RNAi (post-transcriptional control mechanism) in the form of transgenic plants or a crop spray has a robust and selective effect on target gene expression that makes it a valuable tool for manipulating metabolic pathways and the above mentioned problems. The level of RNA silencing produced is considerably affected by constructing a suitable vector/expression system and delivery method. Vectors containing inverted repeats separated by an intron produce doublestranded RNA (dsRNA) or hairpin RNA (hpRNA) which effectively inhibits homologous gene expression at the RNA level. The specificity is sequence based and depends on the sequence of one strand of the dsRNA analogous to part or all of a specific gene transcript [1]. Fabricating dsRNA in RNAase III deficient E. coli strains and treating the plant with the extracted product as an alternative to RNAi transgenic plants has recently been accomplished [3]. Point to be emphasised here is that RNAi is a knockdown instead of knockout effect that suggests that total silencing does not takes place and the effect could be frequently ephemeral [2]. Although, it should not be an insuperable drawback to use this technique as under many circumstances, partial silencing of certain genes might result in irreversible negative and lethal effect on the insect.

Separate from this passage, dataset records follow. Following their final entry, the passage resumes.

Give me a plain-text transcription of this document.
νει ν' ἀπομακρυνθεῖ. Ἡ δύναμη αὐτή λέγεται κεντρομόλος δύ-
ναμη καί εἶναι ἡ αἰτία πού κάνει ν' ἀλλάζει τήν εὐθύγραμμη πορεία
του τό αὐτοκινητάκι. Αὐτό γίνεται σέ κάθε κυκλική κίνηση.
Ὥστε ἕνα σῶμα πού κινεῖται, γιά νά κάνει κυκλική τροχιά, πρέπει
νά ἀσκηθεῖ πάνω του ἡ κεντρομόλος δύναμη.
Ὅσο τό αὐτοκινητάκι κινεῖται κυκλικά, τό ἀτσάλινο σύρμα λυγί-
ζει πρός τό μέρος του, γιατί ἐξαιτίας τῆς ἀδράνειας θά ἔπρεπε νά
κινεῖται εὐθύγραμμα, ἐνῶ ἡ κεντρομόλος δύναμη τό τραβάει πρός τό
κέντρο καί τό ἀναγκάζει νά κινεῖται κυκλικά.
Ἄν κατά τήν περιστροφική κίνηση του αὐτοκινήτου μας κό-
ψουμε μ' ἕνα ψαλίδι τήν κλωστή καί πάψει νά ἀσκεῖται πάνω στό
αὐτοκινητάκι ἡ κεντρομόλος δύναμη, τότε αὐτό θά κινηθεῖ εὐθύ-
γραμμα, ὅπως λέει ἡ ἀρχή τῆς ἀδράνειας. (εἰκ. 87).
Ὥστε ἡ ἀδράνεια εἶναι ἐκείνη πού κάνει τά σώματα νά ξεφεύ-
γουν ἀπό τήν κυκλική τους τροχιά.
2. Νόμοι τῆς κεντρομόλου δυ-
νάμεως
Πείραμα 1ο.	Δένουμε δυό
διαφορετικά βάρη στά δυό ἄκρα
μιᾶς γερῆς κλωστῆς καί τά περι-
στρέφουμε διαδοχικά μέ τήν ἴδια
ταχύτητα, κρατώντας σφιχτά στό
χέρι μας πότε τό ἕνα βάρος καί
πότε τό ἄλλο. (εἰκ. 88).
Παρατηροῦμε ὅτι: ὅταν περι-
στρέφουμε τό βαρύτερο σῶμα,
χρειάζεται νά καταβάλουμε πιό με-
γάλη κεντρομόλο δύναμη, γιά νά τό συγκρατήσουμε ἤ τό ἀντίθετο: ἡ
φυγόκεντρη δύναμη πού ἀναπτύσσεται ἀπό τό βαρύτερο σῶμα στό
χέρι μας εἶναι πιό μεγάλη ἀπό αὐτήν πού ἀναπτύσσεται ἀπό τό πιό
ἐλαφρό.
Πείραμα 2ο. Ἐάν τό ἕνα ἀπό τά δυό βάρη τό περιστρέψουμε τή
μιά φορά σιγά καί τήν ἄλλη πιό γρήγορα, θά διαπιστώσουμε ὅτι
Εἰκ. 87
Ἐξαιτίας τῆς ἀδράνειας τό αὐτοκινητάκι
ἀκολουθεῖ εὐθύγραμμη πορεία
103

Even though it is implausible that RNAi have an instantaneous effect on crop protection against lepidopteran and coleopteran pests, however Bt-based strategies propose a high degree of protection. The technology finds an appropriate place where Bt-based approaches is difficult to achieve such as, in the case of dipterans (flies) or where no effective Bt toxins are known, example sap-sucking homopteran pests (aphids, leafhoppers and whitefly). In order to target these phloem-feeding insect pests, in planta expression and transportation of dsRNAs in the phloem sieve elements is the primary requirement. Similar to any other control methods, risk assessment will be required to determine whether transgenic crops or RNAi technology as a form of pest control will be safe and probably create a new era in pest control. Therefore, an extensive research is required to introduce a feasible technology that is also readily acceptable and available to the entire farming community for plant disease management. At the same time, it should be cost-effective and self-sustainable to fit the changing trends of agro-ecological systems. Although there is an enormous possibility to control many pests, in agriculture and forestry through Bt based technologies, there is still some research required in terms that inculcates their efficiency across the globe under diverse agro-climatic and ecological conditions. It needs the inputs from the entire scientific community through the farming community, stake holders, and extension development officers, to share and exchange their paragon together on one platform. Therefore, it is necessary to disseminate the knowledge of pest management in an eco-friendly manner to the end users by propagating biopesticides which will bestow a sustainable future to the agriculture.